Gennady Golovkin (159lbs) promised fans at London’s O2 Arena a “Big drama show” going into his IBF, WBC and IBO middleweight title defence against Sheffield’s Kell Brook (159½lbs), who vowed to shock the world by handing the Kazakhstan-born, LA-based Champion his first ‘0’.
David Bowie, playing Nikola Tesla in Christopher Nolan’s The Prestige, said: “You’re familiar with the phrase: ‘Man’s reach exceeds his grasp’? It’s a lie: man’s grasp exceeds his nerve”. By stepping up two divisions, Brook certainly showed a lot of nerve in a bid to grab most of the middleweight marbles.
The 30-year-old challenger bounced out to All Of The Lights, his regular ringwalk tune, looking solid and focused, his eyes fixated on the O2’s ring—the place where either his dreams would come true or he would fall into the nightmare world that Golovkin, 34, conjures up with his two-fisted, threshing machine assaults.
Golovkin looks like a choirboy, only he would be Edward Norton’s priest-killing choirboy from the movie Primal Fear—a smiling yet cold-eyed assassin who cheerfully beats up opponent after opponent with something bordering on a glib, dominant glee. He came out to Seven Nation Army by The White Stripes, an opponent will either have to call on Old Father Time, boxing’s perennial undefeated foe, or fight like a 10-man army to knock him off his perch.
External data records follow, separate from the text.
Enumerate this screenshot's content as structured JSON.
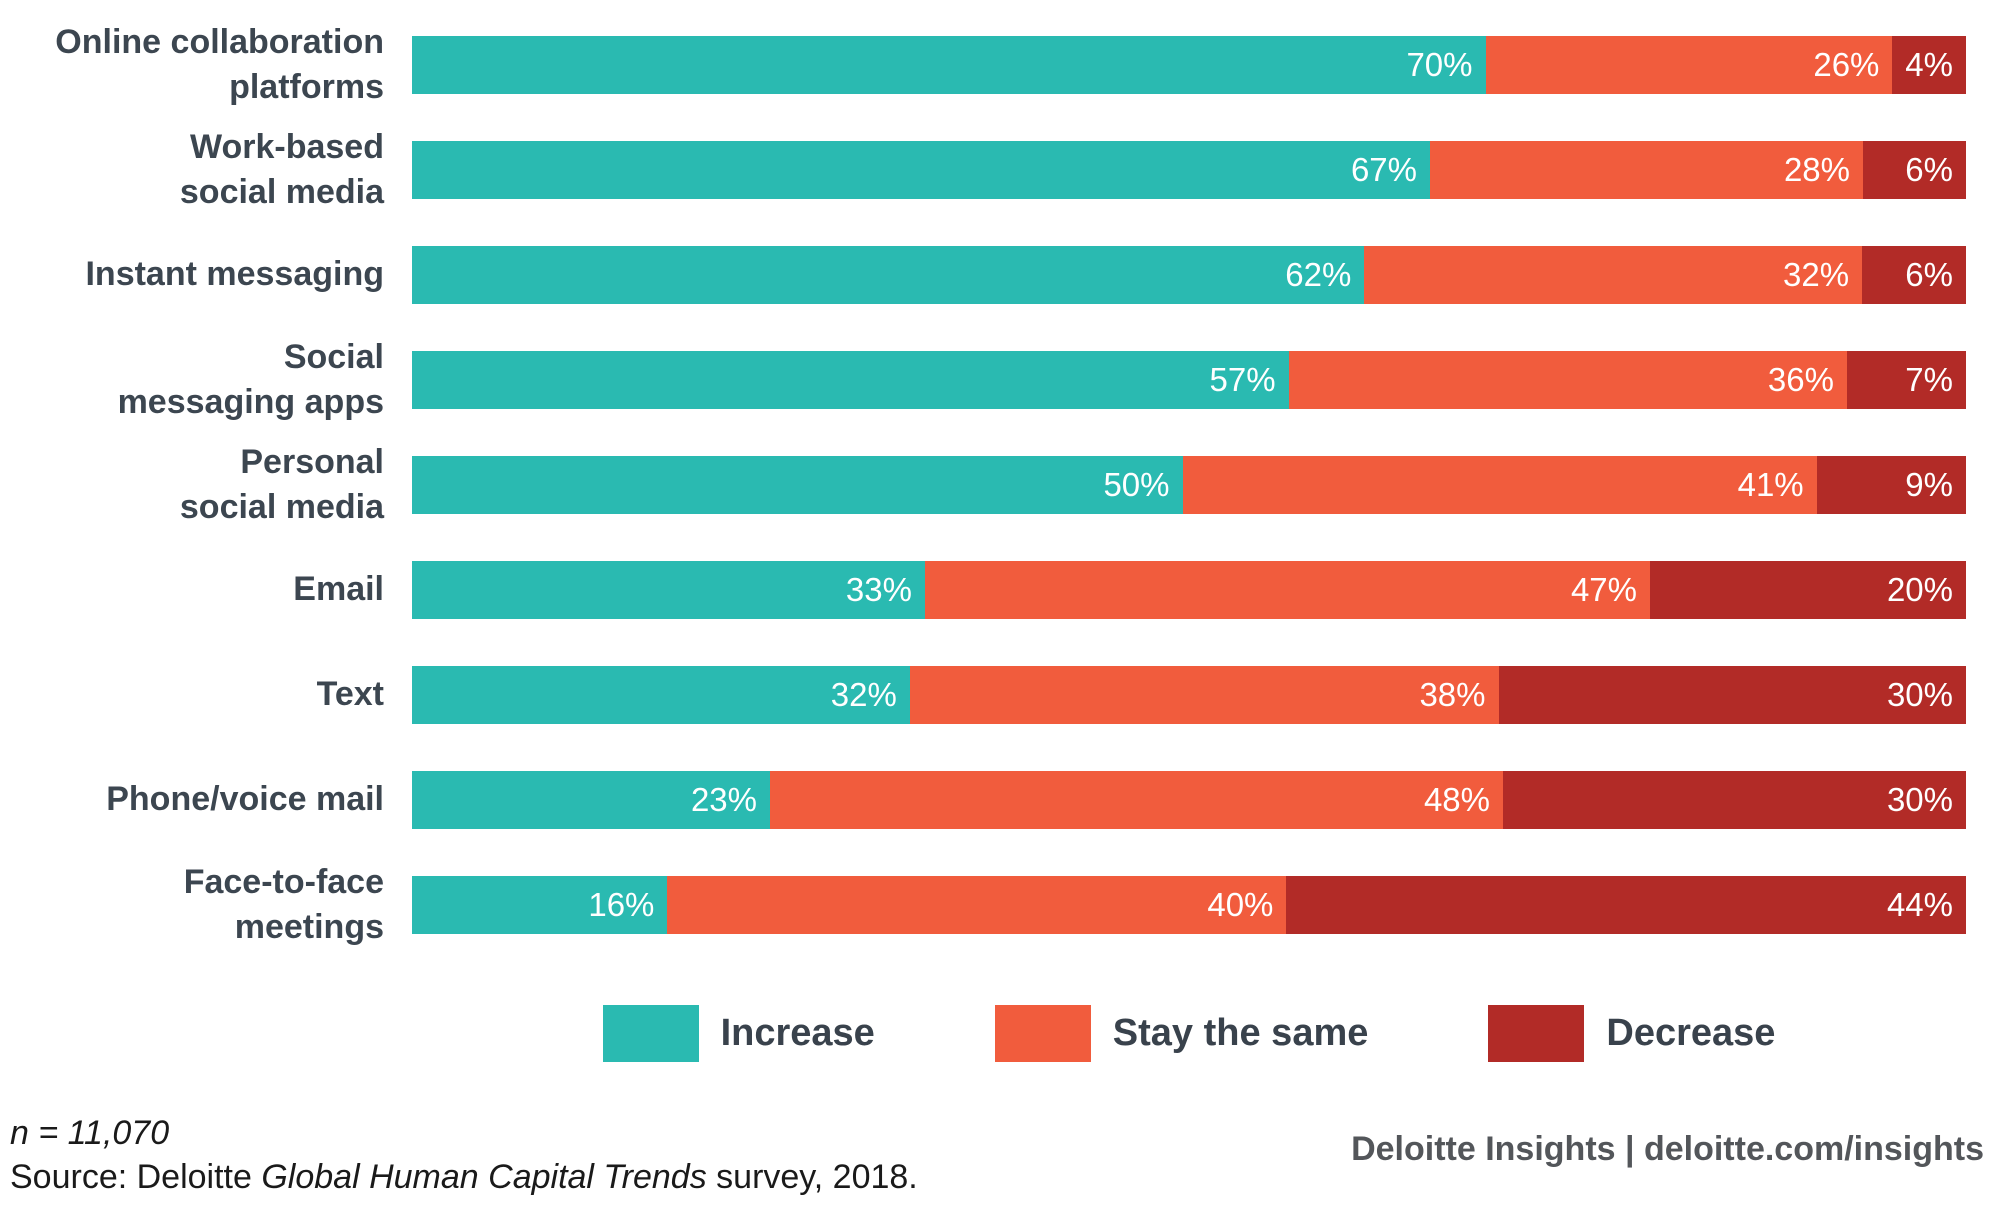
{
  "chart_data": {
    "type": "bar",
    "stacked": true,
    "orientation": "horizontal",
    "grid": false,
    "axis_range": [
      0,
      100
    ],
    "value_suffix": "%",
    "legend_position": "bottom",
    "categories": [
      "Online collaboration\nplatforms",
      "Work-based\nsocial media",
      "Instant messaging",
      "Social\nmessaging apps",
      "Personal\nsocial media",
      "Email",
      "Text",
      "Phone/voice mail",
      "Face-to-face\nmeetings"
    ],
    "series": [
      {
        "key": "increase",
        "name": "Increase",
        "color": "#2ABAB1",
        "values": [
          70,
          67,
          62,
          57,
          50,
          33,
          32,
          23,
          16
        ],
        "labels": [
          "70%",
          "67%",
          "62%",
          "57%",
          "50%",
          "33%",
          "32%",
          "23%",
          "16%"
        ]
      },
      {
        "key": "stay-the-same",
        "name": "Stay the same",
        "color": "#F15C3D",
        "values": [
          26,
          28,
          32,
          36,
          41,
          47,
          38,
          48,
          40
        ],
        "labels": [
          "26%",
          "28%",
          "32%",
          "36%",
          "41%",
          "47%",
          "38%",
          "48%",
          "40%"
        ]
      },
      {
        "key": "decrease",
        "name": "Decrease",
        "color": "#B22B27",
        "values": [
          4,
          6,
          6,
          7,
          9,
          20,
          30,
          30,
          44
        ],
        "labels": [
          "4%",
          "6%",
          "6%",
          "7%",
          "9%",
          "20%",
          "30%",
          "30%",
          "44%"
        ]
      }
    ]
  },
  "footer": {
    "sample_size": "n = 11,070",
    "source_prefix": "Source: Deloitte ",
    "source_title": "Global Human Capital Trends",
    "source_suffix": " survey, 2018.",
    "branding": "Deloitte Insights | deloitte.com/insights"
  },
  "colors": {
    "increase": "#2ABAB1",
    "stay_the_same": "#F15C3D",
    "decrease": "#B22B27",
    "category_label": "#3C4650",
    "bar_value_text": "#ffffff",
    "branding_text": "#53565A"
  }
}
Brook, though, fell short despite landing solid shots in round two and fighting through a swollen, angry looking right eye, trainer Dominic Ingle threw the towel in round five to save him from further punishment. He had failed to furnish a feel good movie finish to his first fight at the new weight, a real-life Rocky story never materialised. Just like his bitter domestic rival Amir Khan—who was knocked out at Canelo-weight (155lbs) in Las Vegas in May—Brook‘s gamble did not pay off in the way he wanted it to.
To Brook’s credit, he rolled the dice rather than sitting on his IBF welterweight crown and stepped in with the man who many feel will sit in middleweight Valhalla once the dust settles on a career that has been devastating, but has yet to become as storied as the ones enjoyed by Marvin Hagler, Sugar Ray Leonard, Thomas Hearns and Roberto Duran—all lucky enough to have each other to bounce off, and bounce punches off.
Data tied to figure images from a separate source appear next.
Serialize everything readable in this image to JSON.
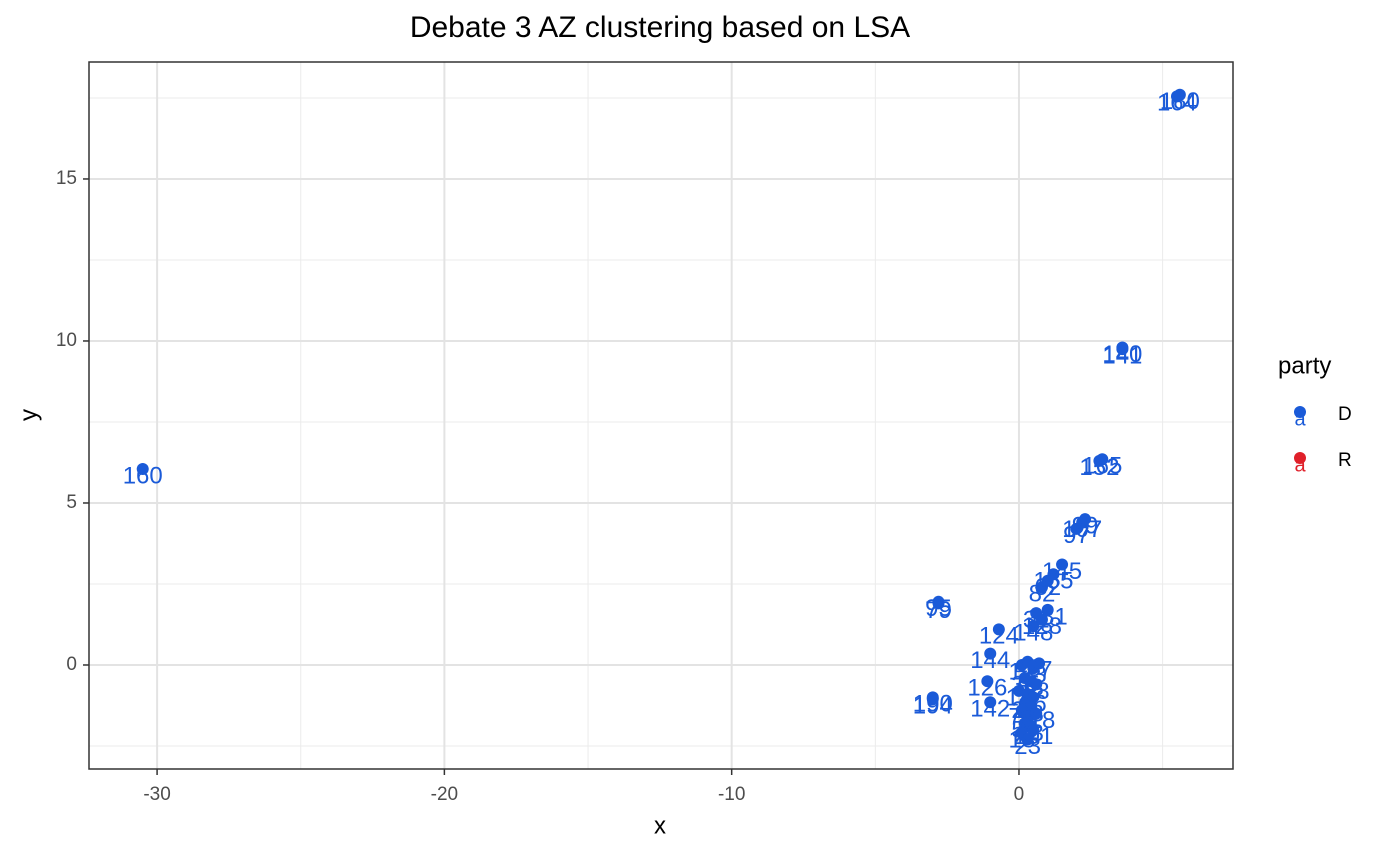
{
  "chart_data": {
    "type": "scatter",
    "title": "Debate 3 AZ clustering based on LSA",
    "x_label": "x",
    "y_label": "y",
    "xlim": [
      -32.37,
      7.45
    ],
    "ylim": [
      -3.21,
      18.61
    ],
    "xticks": [
      -30,
      -20,
      -10,
      0
    ],
    "yticks": [
      0,
      5,
      10,
      15
    ],
    "x_minor_grid": [
      -25,
      -15,
      -5,
      5
    ],
    "y_minor_grid": [
      -2.5,
      2.5,
      7.5,
      12.5,
      17.5
    ],
    "grid": true,
    "legend_title": "party",
    "legend_position": "right",
    "legend_key_glyph": "a",
    "series": [
      {
        "name": "D",
        "color": "#1a5ad8",
        "x": [
          -30.5,
          5.5,
          5.6,
          3.6,
          3.6,
          2.8,
          2.9,
          2.0,
          2.2,
          2.3,
          0.8,
          1.0,
          1.2,
          1.5,
          -2.8,
          -2.8,
          0.5,
          0.8,
          0.6,
          1.0,
          -0.7,
          -1.0,
          -1.1,
          -3.0,
          -3.0,
          -1.0,
          0.1,
          0.3,
          0.5,
          0.7,
          0.2,
          0.4,
          0.6,
          0.0,
          0.3,
          0.5,
          0.2,
          0.4,
          0.1,
          0.3,
          0.6,
          0.2,
          0.4,
          0.1,
          0.5,
          0.3
        ],
        "values": [
          6.05,
          17.55,
          17.6,
          9.75,
          9.8,
          6.3,
          6.35,
          4.2,
          4.4,
          4.5,
          2.4,
          2.6,
          2.8,
          3.1,
          1.9,
          1.95,
          1.2,
          1.4,
          1.6,
          1.7,
          1.1,
          0.35,
          -0.5,
          -1.0,
          -1.05,
          -1.15,
          0.0,
          0.1,
          -0.1,
          0.05,
          -0.4,
          -0.5,
          -0.6,
          -0.8,
          -0.9,
          -1.0,
          -1.2,
          -1.3,
          -1.4,
          -1.6,
          -1.5,
          -1.8,
          -1.9,
          -2.1,
          -2.0,
          -2.3
        ],
        "labels": [
          "160",
          "164",
          "180",
          "141",
          "140",
          "152",
          "165",
          "97",
          "107",
          "99",
          "82",
          "62",
          "155",
          "145",
          "79",
          "95",
          "148",
          "128",
          "31",
          "181",
          "124",
          "144",
          "126",
          "190",
          "194",
          "142",
          "12",
          "48",
          "73",
          "27",
          "36",
          "58",
          "88",
          "14",
          "5",
          "66",
          "21",
          "43",
          "70",
          "9",
          "118",
          "55",
          "33",
          "18",
          "101",
          "23"
        ]
      },
      {
        "name": "R",
        "color": "#e0202a",
        "x": [],
        "values": [],
        "labels": []
      }
    ]
  }
}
“Ezekiel” (now 26-1, 25 early) needed a freewheeling style, something to make “GGG” think—and to his credit he found one early—yet no one has been able to give Golovkin (36-0, 33 KOs) pause for thought or derail his freight train. Losses invariably come, often when least expected, so we will probably see the formidable fighter fall at some point.
Indeed, when talking to Tom Hagan, the cool Consigliere played by Robert Duvall, in Godfather II, Michael Corleone, a note perfect Al Pacino, said: “If anything in this life is certain, if history has taught us anything, it is that you can kill anyone.” Boxinghas taught us that empires fall, records collapse almost everyone loses, so let’s hold fire on how Golovkin deals with true adversity, should he find it, before placing him among the Gods, but, as a Choirboy, he is at least in the right neighbourhood for deification.
Tyson Fury aside, British boxers are currently in the same position that British teams were in during the early days of the Champions League, struggling to adapt to the higher, some may say elite, level. Khan, Carl Froch, versus Andre Ward, and now Brook have tried and failed to get those punctuation mark wins, Liam Smith and Anthony Crolla are waiting in the wings, they meet Alvarez and Jorge Linares in the coming weeks.
We have a lot of world titlists, one divisional ruler and a strong contender in IBF World Super middleweight titlist James DeGale, so we are still a win or two from hashtagging #Britishboxingtakingover, but it is good to see so many British fighters mixing it at the higher level. The results are bound to come.
Back to domestic matters. Sadly, and this is boxing for you, Golovkin and Canelo will probably meet once it is too late, just like Floyd Mayweather and Manny Pacquiao did. Brook and Khan looks more likely down the line but no longer has the same luster.
However, both Brook and Khan dared to dream only to be handed a pair of nightmare results for the British fans who are still waiting for a fight between two former welterweights turned probably light-middles. A 154lb showdown throwdown, anyone?
One disappointing aspect of the night was the frequent use of adverts. British boxing fans paid £16.95 to Sky Sports Box Office for the fight yet that the powers-that-be argue cannot be generated by the revenues brought in by normal Sky TV. If you pay your money you take your chances, and the chances are that the ebb and flow of every SSBO show will be jarred by advertisements.
Sure, use them between fights, but some of us like to listen to what is going on in the corners between stanzas so why not cuts us a break and leave them intact rather than throw commercial tat at us at crucial times.
We tolerate it on non-PPV nights, but boxing fans get rinsed week in and week out, at least let us watch the fighters get rinsed down and give us the opportunity listen to the corner instructions.